Another inscription, located further ahead on the same wall and visible in the Gallery of Statues, records the Sienese sojourn of Charles V in 1536: CARLO CESARE V IMPERATORE FE' LINTRATA IN SIENA EL DI XXIIII DAPRILE EL DI XXVIII SI PARTI' A.D. MD.XXXVI (Emperor Charles Caesar V entered Siena on April 24 and departed hence on April 28, 1536). The Museum structure consists of three floors, plus a mezzanine: the ground floor with the ticket office, the staircase with the balustrade of little pillars of yellow Sienese "brocatello" marble, dated 1765 and originally in the Basilica dei Servi, the Gallery of Statues, the Entrance Hall at the centre portal, the Room of the Apostles, the entrance inside the Church of San Niccolò. On the first floor is a succession of all rectangular-plan rooms: the Duccio Room, the Jacopo della Quercia Room, the Crucifix Room, the Cartoons Room. These rooms still contain visible architectural and decorative elements of the ‘Duomo Nuovo'. On the mezzanine we find the trapezoidal-plan Treasury; on the left wall we see the centre part of the mullioned window of the right aisle of the ‘Duomo Nuovo'; on the second floor is the trapezoidal-plan Room of the Madonna with Large Eyes; on the left wall we can see the upper portion of the mullioned window of the right aisle of the ‘Duomo Nuovo'. On the second floor are the Ensigns Room and the Tapestries Room. Over the entrance of the ‘facciatone' is a single-lancet ogive window, which was also part of the project to enlarge the Cathedral.
The sculptures and fragments that decorate the architecture of the ‘Duomo Nuovo' include many outstanding elements, such as the bas-reliefs of the lunettes over the entrance to the loggia, depicting the Madonna and Child and the Saviour Blessing between Two Cherubim, which manifests the "pictorial" style of Giovanni d'Agostino.

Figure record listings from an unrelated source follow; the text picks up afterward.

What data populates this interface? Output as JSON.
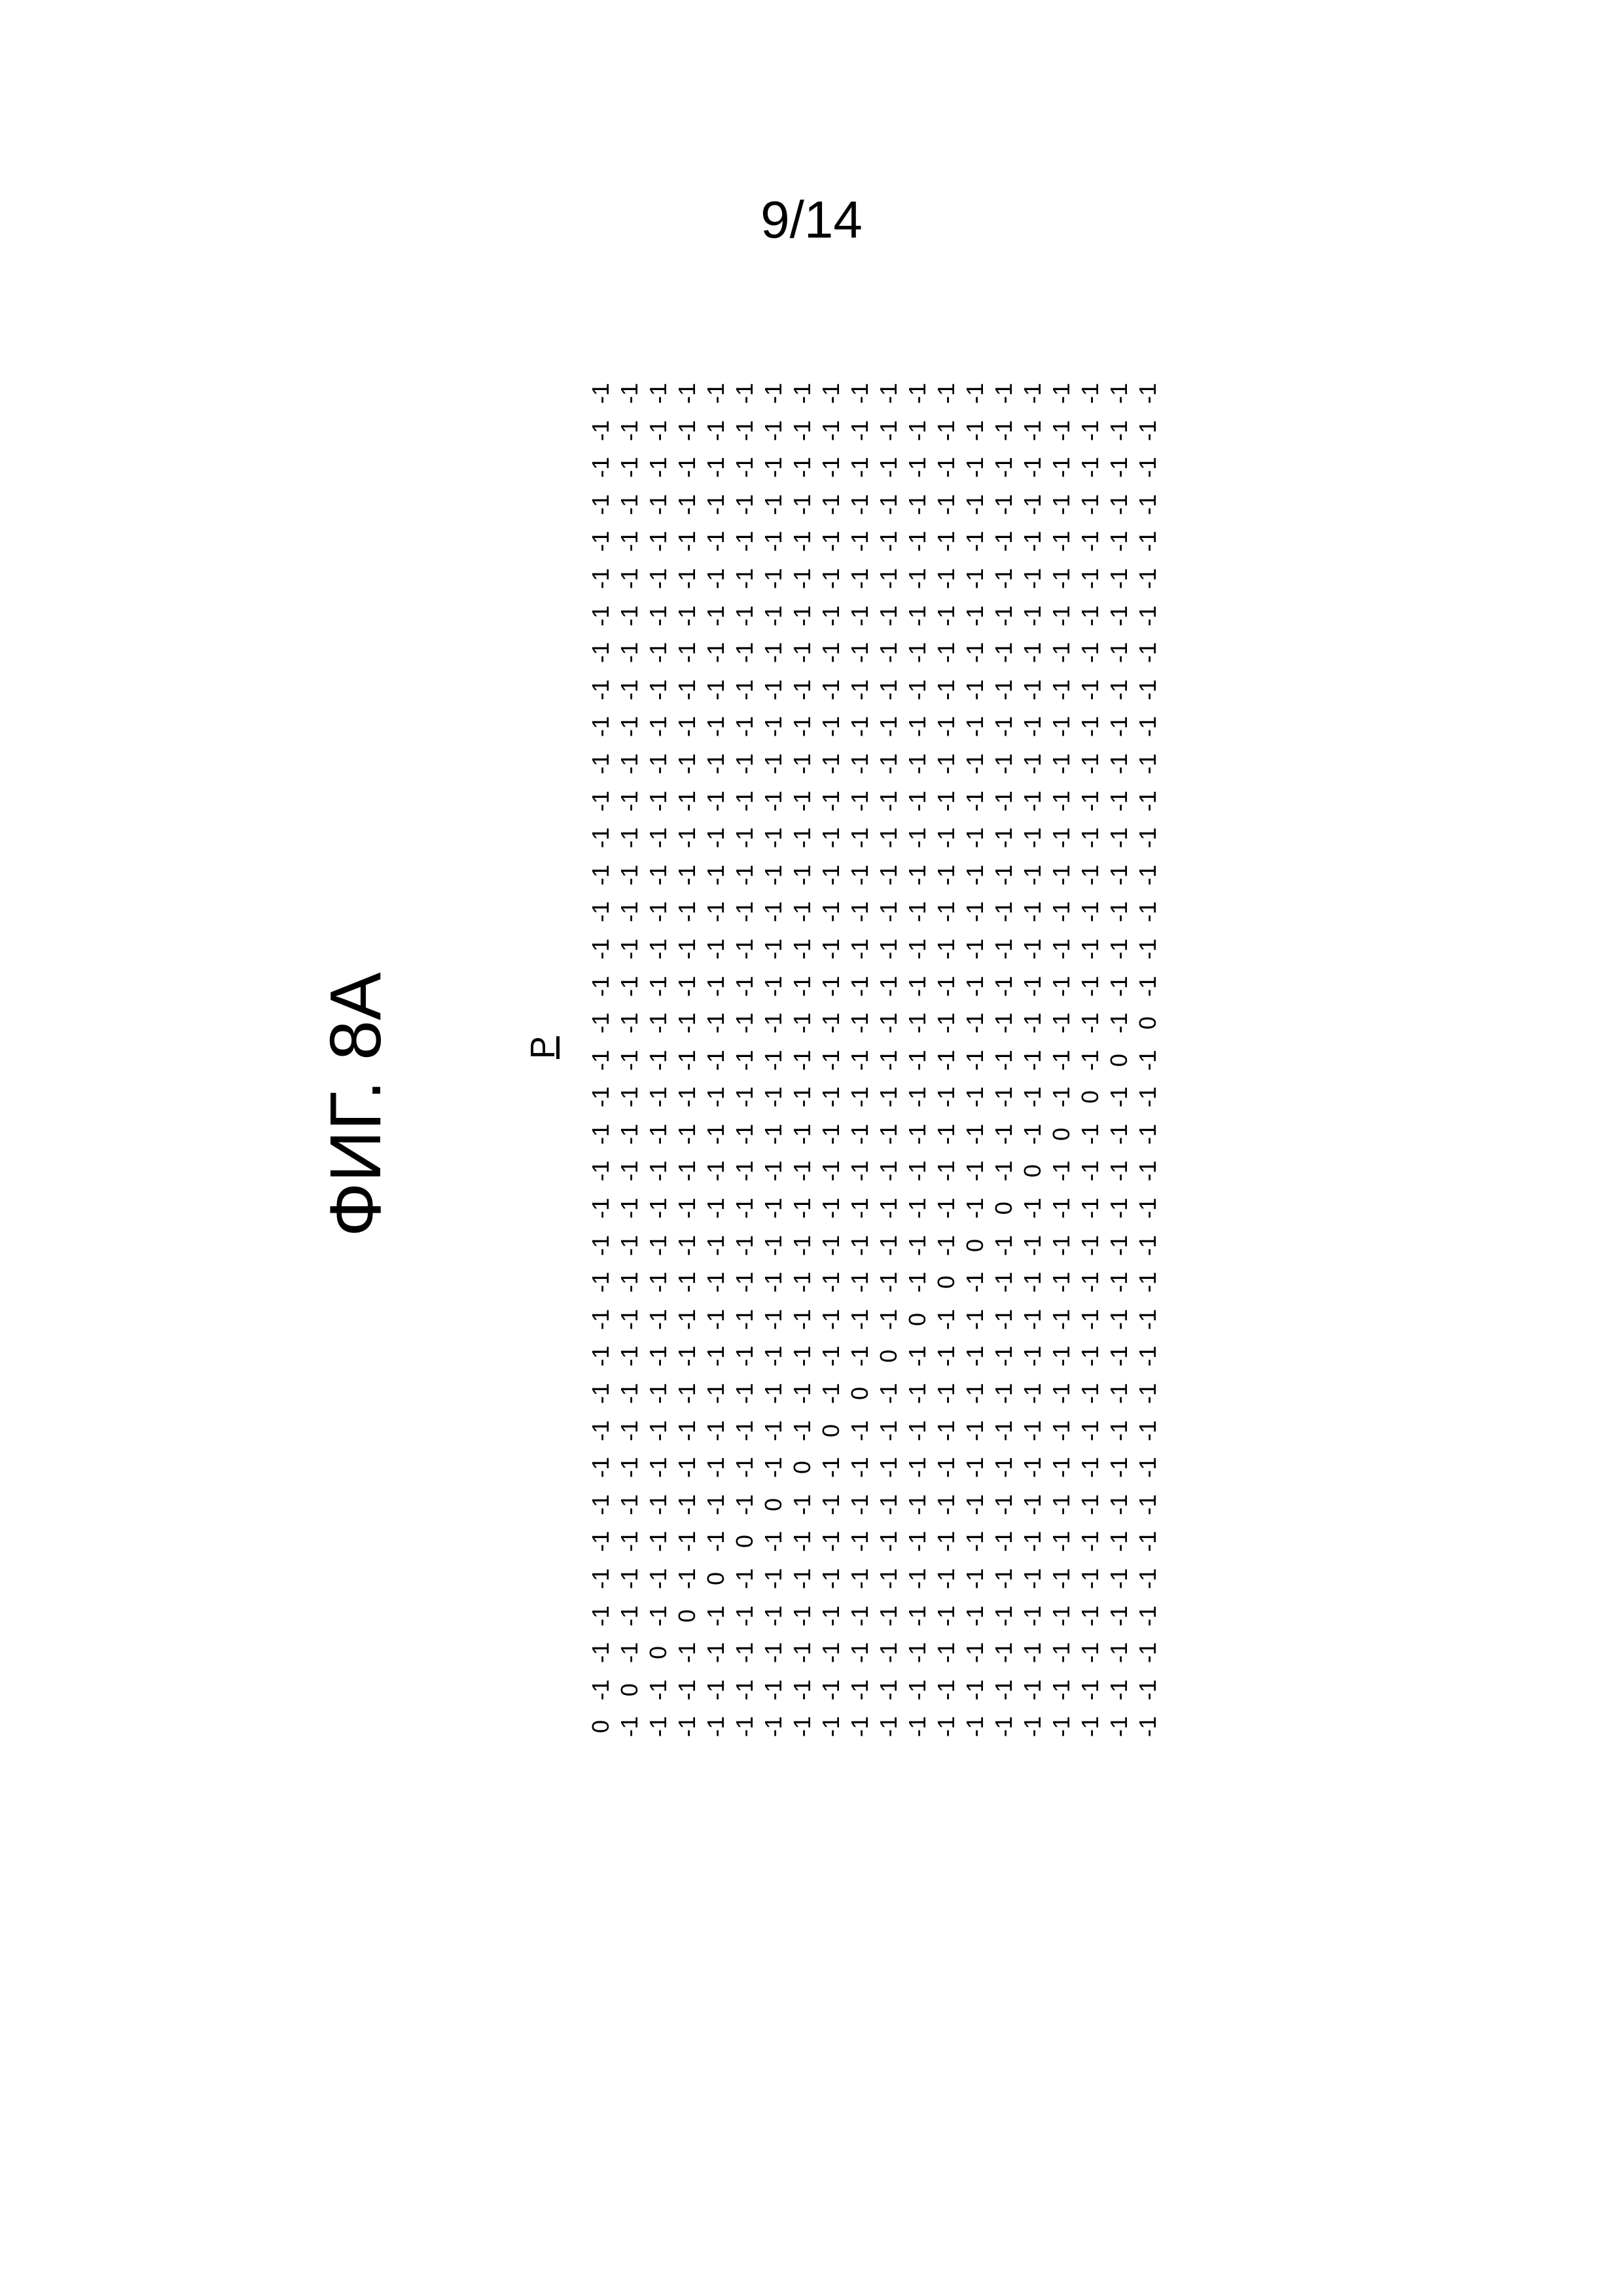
{
  "page_number": "9/14",
  "figure_label": "ФИГ. 8А",
  "matrix_label": "P",
  "matrix": {
    "n_rows": 35,
    "n_cols": 20,
    "values": [
      [
        "-1",
        "-1",
        "-1",
        "-1",
        "-1",
        "-1",
        "-1",
        "-1",
        "-1",
        "-1",
        "-1",
        "-1",
        "-1",
        "-1",
        "-1",
        "-1",
        "-1",
        "-1",
        "-1",
        "-1"
      ],
      [
        "-1",
        "-1",
        "-1",
        "-1",
        "-1",
        "-1",
        "-1",
        "-1",
        "-1",
        "-1",
        "-1",
        "-1",
        "-1",
        "-1",
        "-1",
        "-1",
        "-1",
        "-1",
        "-1",
        "-1"
      ],
      [
        "-1",
        "-1",
        "-1",
        "-1",
        "-1",
        "-1",
        "-1",
        "-1",
        "-1",
        "-1",
        "-1",
        "-1",
        "-1",
        "-1",
        "-1",
        "-1",
        "-1",
        "-1",
        "-1",
        "-1"
      ],
      [
        "-1",
        "-1",
        "-1",
        "-1",
        "-1",
        "-1",
        "-1",
        "-1",
        "-1",
        "-1",
        "-1",
        "-1",
        "-1",
        "-1",
        "-1",
        "-1",
        "-1",
        "-1",
        "-1",
        "-1"
      ],
      [
        "-1",
        "-1",
        "-1",
        "-1",
        "-1",
        "-1",
        "-1",
        "-1",
        "-1",
        "-1",
        "-1",
        "-1",
        "-1",
        "-1",
        "-1",
        "-1",
        "-1",
        "-1",
        "-1",
        "-1"
      ],
      [
        "-1",
        "-1",
        "-1",
        "-1",
        "-1",
        "-1",
        "-1",
        "-1",
        "-1",
        "-1",
        "-1",
        "-1",
        "-1",
        "-1",
        "-1",
        "-1",
        "-1",
        "-1",
        "-1",
        "-1"
      ],
      [
        "-1",
        "-1",
        "-1",
        "-1",
        "-1",
        "-1",
        "-1",
        "-1",
        "-1",
        "-1",
        "-1",
        "-1",
        "-1",
        "-1",
        "-1",
        "-1",
        "-1",
        "-1",
        "-1",
        "-1"
      ],
      [
        "-1",
        "-1",
        "-1",
        "-1",
        "-1",
        "-1",
        "-1",
        "-1",
        "-1",
        "-1",
        "-1",
        "-1",
        "-1",
        "-1",
        "-1",
        "-1",
        "-1",
        "-1",
        "-1",
        "-1"
      ],
      [
        "-1",
        "-1",
        "-1",
        "-1",
        "-1",
        "-1",
        "-1",
        "-1",
        "-1",
        "-1",
        "-1",
        "-1",
        "-1",
        "-1",
        "-1",
        "-1",
        "-1",
        "-1",
        "-1",
        "-1"
      ],
      [
        "-1",
        "-1",
        "-1",
        "-1",
        "-1",
        "-1",
        "-1",
        "-1",
        "-1",
        "-1",
        "-1",
        "-1",
        "-1",
        "-1",
        "-1",
        "-1",
        "-1",
        "-1",
        "-1",
        "-1"
      ],
      [
        "-1",
        "-1",
        "-1",
        "-1",
        "-1",
        "-1",
        "-1",
        "-1",
        "-1",
        "-1",
        "-1",
        "-1",
        "-1",
        "-1",
        "-1",
        "-1",
        "-1",
        "-1",
        "-1",
        "-1"
      ],
      [
        "-1",
        "-1",
        "-1",
        "-1",
        "-1",
        "-1",
        "-1",
        "-1",
        "-1",
        "-1",
        "-1",
        "-1",
        "-1",
        "-1",
        "-1",
        "-1",
        "-1",
        "-1",
        "-1",
        "-1"
      ],
      [
        "-1",
        "-1",
        "-1",
        "-1",
        "-1",
        "-1",
        "-1",
        "-1",
        "-1",
        "-1",
        "-1",
        "-1",
        "-1",
        "-1",
        "-1",
        "-1",
        "-1",
        "-1",
        "-1",
        "-1"
      ],
      [
        "-1",
        "-1",
        "-1",
        "-1",
        "-1",
        "-1",
        "-1",
        "-1",
        "-1",
        "-1",
        "-1",
        "-1",
        "-1",
        "-1",
        "-1",
        "-1",
        "-1",
        "-1",
        "-1",
        "-1"
      ],
      [
        "-1",
        "-1",
        "-1",
        "-1",
        "-1",
        "-1",
        "-1",
        "-1",
        "-1",
        "-1",
        "-1",
        "-1",
        "-1",
        "-1",
        "-1",
        "-1",
        "-1",
        "-1",
        "-1",
        "-1"
      ],
      [
        "-1",
        "-1",
        "-1",
        "-1",
        "-1",
        "-1",
        "-1",
        "-1",
        "-1",
        "-1",
        "-1",
        "-1",
        "-1",
        "-1",
        "-1",
        "-1",
        "-1",
        "-1",
        "-1",
        "-1"
      ],
      [
        "-1",
        "-1",
        "-1",
        "-1",
        "-1",
        "-1",
        "-1",
        "-1",
        "-1",
        "-1",
        "-1",
        "-1",
        "-1",
        "-1",
        "-1",
        "-1",
        "-1",
        "-1",
        "-1",
        "-1"
      ],
      [
        "-1",
        "-1",
        "-1",
        "-1",
        "-1",
        "-1",
        "-1",
        "-1",
        "-1",
        "-1",
        "-1",
        "-1",
        "-1",
        "-1",
        "-1",
        "-1",
        "-1",
        "-1",
        "-1",
        "0"
      ],
      [
        "-1",
        "-1",
        "-1",
        "-1",
        "-1",
        "-1",
        "-1",
        "-1",
        "-1",
        "-1",
        "-1",
        "-1",
        "-1",
        "-1",
        "-1",
        "-1",
        "-1",
        "-1",
        "0",
        "-1"
      ],
      [
        "-1",
        "-1",
        "-1",
        "-1",
        "-1",
        "-1",
        "-1",
        "-1",
        "-1",
        "-1",
        "-1",
        "-1",
        "-1",
        "-1",
        "-1",
        "-1",
        "-1",
        "0",
        "-1",
        "-1"
      ],
      [
        "-1",
        "-1",
        "-1",
        "-1",
        "-1",
        "-1",
        "-1",
        "-1",
        "-1",
        "-1",
        "-1",
        "-1",
        "-1",
        "-1",
        "-1",
        "-1",
        "0",
        "-1",
        "-1",
        "-1"
      ],
      [
        "-1",
        "-1",
        "-1",
        "-1",
        "-1",
        "-1",
        "-1",
        "-1",
        "-1",
        "-1",
        "-1",
        "-1",
        "-1",
        "-1",
        "-1",
        "0",
        "-1",
        "-1",
        "-1",
        "-1"
      ],
      [
        "-1",
        "-1",
        "-1",
        "-1",
        "-1",
        "-1",
        "-1",
        "-1",
        "-1",
        "-1",
        "-1",
        "-1",
        "-1",
        "-1",
        "0",
        "-1",
        "-1",
        "-1",
        "-1",
        "-1"
      ],
      [
        "-1",
        "-1",
        "-1",
        "-1",
        "-1",
        "-1",
        "-1",
        "-1",
        "-1",
        "-1",
        "-1",
        "-1",
        "-1",
        "0",
        "-1",
        "-1",
        "-1",
        "-1",
        "-1",
        "-1"
      ],
      [
        "-1",
        "-1",
        "-1",
        "-1",
        "-1",
        "-1",
        "-1",
        "-1",
        "-1",
        "-1",
        "-1",
        "-1",
        "0",
        "-1",
        "-1",
        "-1",
        "-1",
        "-1",
        "-1",
        "-1"
      ],
      [
        "-1",
        "-1",
        "-1",
        "-1",
        "-1",
        "-1",
        "-1",
        "-1",
        "-1",
        "-1",
        "-1",
        "0",
        "-1",
        "-1",
        "-1",
        "-1",
        "-1",
        "-1",
        "-1",
        "-1"
      ],
      [
        "-1",
        "-1",
        "-1",
        "-1",
        "-1",
        "-1",
        "-1",
        "-1",
        "-1",
        "-1",
        "0",
        "-1",
        "-1",
        "-1",
        "-1",
        "-1",
        "-1",
        "-1",
        "-1",
        "-1"
      ],
      [
        "-1",
        "-1",
        "-1",
        "-1",
        "-1",
        "-1",
        "-1",
        "-1",
        "-1",
        "0",
        "-1",
        "-1",
        "-1",
        "-1",
        "-1",
        "-1",
        "-1",
        "-1",
        "-1",
        "-1"
      ],
      [
        "-1",
        "-1",
        "-1",
        "-1",
        "-1",
        "-1",
        "-1",
        "-1",
        "0",
        "-1",
        "-1",
        "-1",
        "-1",
        "-1",
        "-1",
        "-1",
        "-1",
        "-1",
        "-1",
        "-1"
      ],
      [
        "-1",
        "-1",
        "-1",
        "-1",
        "-1",
        "-1",
        "-1",
        "0",
        "-1",
        "-1",
        "-1",
        "-1",
        "-1",
        "-1",
        "-1",
        "-1",
        "-1",
        "-1",
        "-1",
        "-1"
      ],
      [
        "-1",
        "-1",
        "-1",
        "-1",
        "-1",
        "-1",
        "0",
        "-1",
        "-1",
        "-1",
        "-1",
        "-1",
        "-1",
        "-1",
        "-1",
        "-1",
        "-1",
        "-1",
        "-1",
        "-1"
      ],
      [
        "-1",
        "-1",
        "-1",
        "-1",
        "-1",
        "0",
        "-1",
        "-1",
        "-1",
        "-1",
        "-1",
        "-1",
        "-1",
        "-1",
        "-1",
        "-1",
        "-1",
        "-1",
        "-1",
        "-1"
      ],
      [
        "-1",
        "-1",
        "-1",
        "-1",
        "0",
        "-1",
        "-1",
        "-1",
        "-1",
        "-1",
        "-1",
        "-1",
        "-1",
        "-1",
        "-1",
        "-1",
        "-1",
        "-1",
        "-1",
        "-1"
      ],
      [
        "-1",
        "-1",
        "-1",
        "0",
        "-1",
        "-1",
        "-1",
        "-1",
        "-1",
        "-1",
        "-1",
        "-1",
        "-1",
        "-1",
        "-1",
        "-1",
        "-1",
        "-1",
        "-1",
        "-1"
      ],
      [
        "-1",
        "-1",
        "0",
        "-1",
        "-1",
        "-1",
        "-1",
        "-1",
        "-1",
        "-1",
        "-1",
        "-1",
        "-1",
        "-1",
        "-1",
        "-1",
        "-1",
        "-1",
        "-1",
        "-1"
      ],
      [
        "-1",
        "0",
        "-1",
        "-1",
        "-1",
        "-1",
        "-1",
        "-1",
        "-1",
        "-1",
        "-1",
        "-1",
        "-1",
        "-1",
        "-1",
        "-1",
        "-1",
        "-1",
        "-1",
        "-1"
      ],
      [
        "0",
        "-1",
        "-1",
        "-1",
        "-1",
        "-1",
        "-1",
        "-1",
        "-1",
        "-1",
        "-1",
        "-1",
        "-1",
        "-1",
        "-1",
        "-1",
        "-1",
        "-1",
        "-1",
        "-1"
      ]
    ]
  },
  "style": {
    "font_family": "Arial, Helvetica, sans-serif",
    "text_color": "#000000",
    "background_color": "#ffffff",
    "page_number_fontsize": 80,
    "figure_label_fontsize": 110,
    "matrix_label_fontsize": 52,
    "matrix_cell_fontsize": 36
  }
}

These reliefs introduce "the most beautiful portal of all Sienese art" (Enzo Carli) that opens onto the left side of the nave of the ‘Duomo Nuovo', visible from Piazza San Giovanni, at the end of a scenographic staircase, today utilised as a passageway between Piazza del Duomo and Via di Monna Agnese. The original statues of the group sculpture depicting the Saviour and Two Angels is today housed in the Room of the Apostles inside the Museo dell'Opera, and constitute one of the absolute peaks of fourteenth-century sculpture, in perfect linguistic syntony with the Sienese painters of this century.

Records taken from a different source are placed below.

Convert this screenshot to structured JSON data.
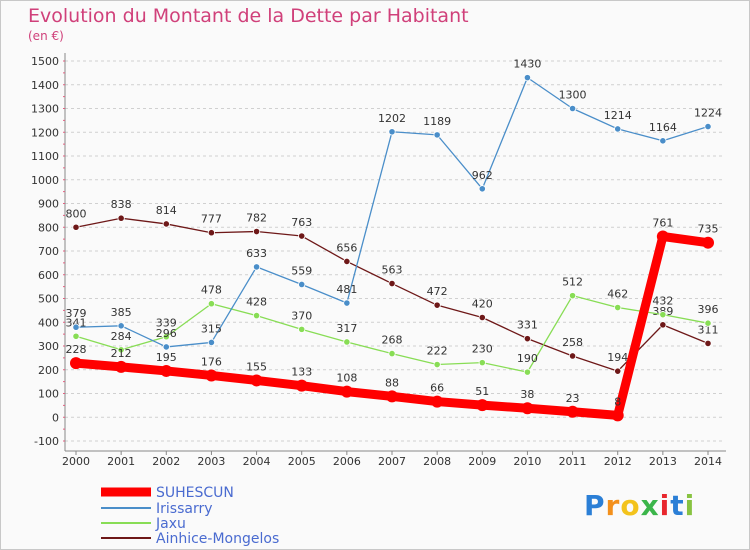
{
  "title": "Evolution du Montant de la Dette par Habitant",
  "subtitle": "(en €)",
  "chart_data": {
    "type": "line",
    "title": "Evolution du Montant de la Dette par Habitant",
    "ylabel": "(en €)",
    "xlabel": "",
    "x": [
      "2000",
      "2001",
      "2002",
      "2003",
      "2004",
      "2005",
      "2006",
      "2007",
      "2008",
      "2009",
      "2010",
      "2011",
      "2012",
      "2013",
      "2014"
    ],
    "ylim": [
      -100,
      1500
    ],
    "yticks": [
      "-100",
      "0",
      "100",
      "200",
      "300",
      "400",
      "500",
      "600",
      "700",
      "800",
      "900",
      "1000",
      "1100",
      "1200",
      "1300",
      "1400",
      "1500"
    ],
    "grid": "horizontal dashed",
    "legend_position": "bottom-left",
    "series": [
      {
        "name": "SUHESCUN",
        "color": "#ff0000",
        "values": [
          228,
          212,
          195,
          176,
          155,
          133,
          108,
          88,
          66,
          51,
          38,
          23,
          8,
          761,
          735
        ],
        "labels": [
          "228",
          "212",
          "195",
          "176",
          "155",
          "133",
          "108",
          "88",
          "66",
          "51",
          "38",
          "23",
          "8",
          "761",
          "735"
        ]
      },
      {
        "name": "Irissarry",
        "color": "#4a8ec9",
        "values": [
          379,
          385,
          296,
          315,
          633,
          559,
          481,
          1202,
          1189,
          962,
          1430,
          1300,
          1214,
          1164,
          1224
        ],
        "labels": [
          "379",
          "385",
          "296",
          "315",
          "633",
          "559",
          "481",
          "1202",
          "1189",
          "962",
          "1430",
          "1300",
          "1214",
          "1164",
          "1224"
        ]
      },
      {
        "name": "Jaxu",
        "color": "#88dd55",
        "values": [
          341,
          284,
          339,
          478,
          428,
          370,
          317,
          268,
          222,
          230,
          190,
          512,
          462,
          432,
          396
        ],
        "labels": [
          "341",
          "284",
          "339",
          "478",
          "428",
          "370",
          "317",
          "268",
          "222",
          "230",
          "190",
          "512",
          "462",
          "432",
          "396"
        ]
      },
      {
        "name": "Ainhice-Mongelos",
        "color": "#6e1818",
        "values": [
          800,
          838,
          814,
          777,
          782,
          763,
          656,
          563,
          472,
          420,
          331,
          258,
          194,
          389,
          311
        ],
        "labels": [
          "800",
          "838",
          "814",
          "777",
          "782",
          "763",
          "656",
          "563",
          "472",
          "420",
          "331",
          "258",
          "194",
          "389",
          "311"
        ]
      }
    ]
  },
  "logo": {
    "letters": [
      "P",
      "r",
      "o",
      "x",
      "i",
      "t",
      "i"
    ],
    "colors": [
      "#2b7fd6",
      "#f3901c",
      "#f3c31c",
      "#3bb54a",
      "#e8262d",
      "#2b7fd6",
      "#88c341"
    ]
  }
}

As reported by the "‘bibliographic chronicle' of the Bullettino senese di Storia patria" (XVII, 1910, fasc. II, pp. 283-284), in an article published in "Rivista d'arte", architect Agenore Socini "reports on the discovery of several remains of an old window found in a wall of the Cathedral of Siena". Thanks to these remains, "on the basis of its ornamentations, combined with others, Socini hopes to succeed in studying more intimately the architectural and exterior decorative features of the Duomo conceived and undertaken by the Sienese in 1339, which make one regret that its splendid forms were not completed, that its magnificent remains let us intuit even today". In "Rassegna d'arte senese" (1911), Vittorio Lusini brings to the reader's attention several operators of restoration conducted by Agenore Socini on the "remains of the ancient Duomo", in which he intends the parts relative to the aisles but not the Facciatone. Then in 1911, for example, the restoration of several "existing corbels in the Facciatone of the Duomo Nuovo" is reported, and workers are paid "to make the column bases" the so-called "calate'" (AOMS, Eredità Bambagini Galletti, 1911, n. 12).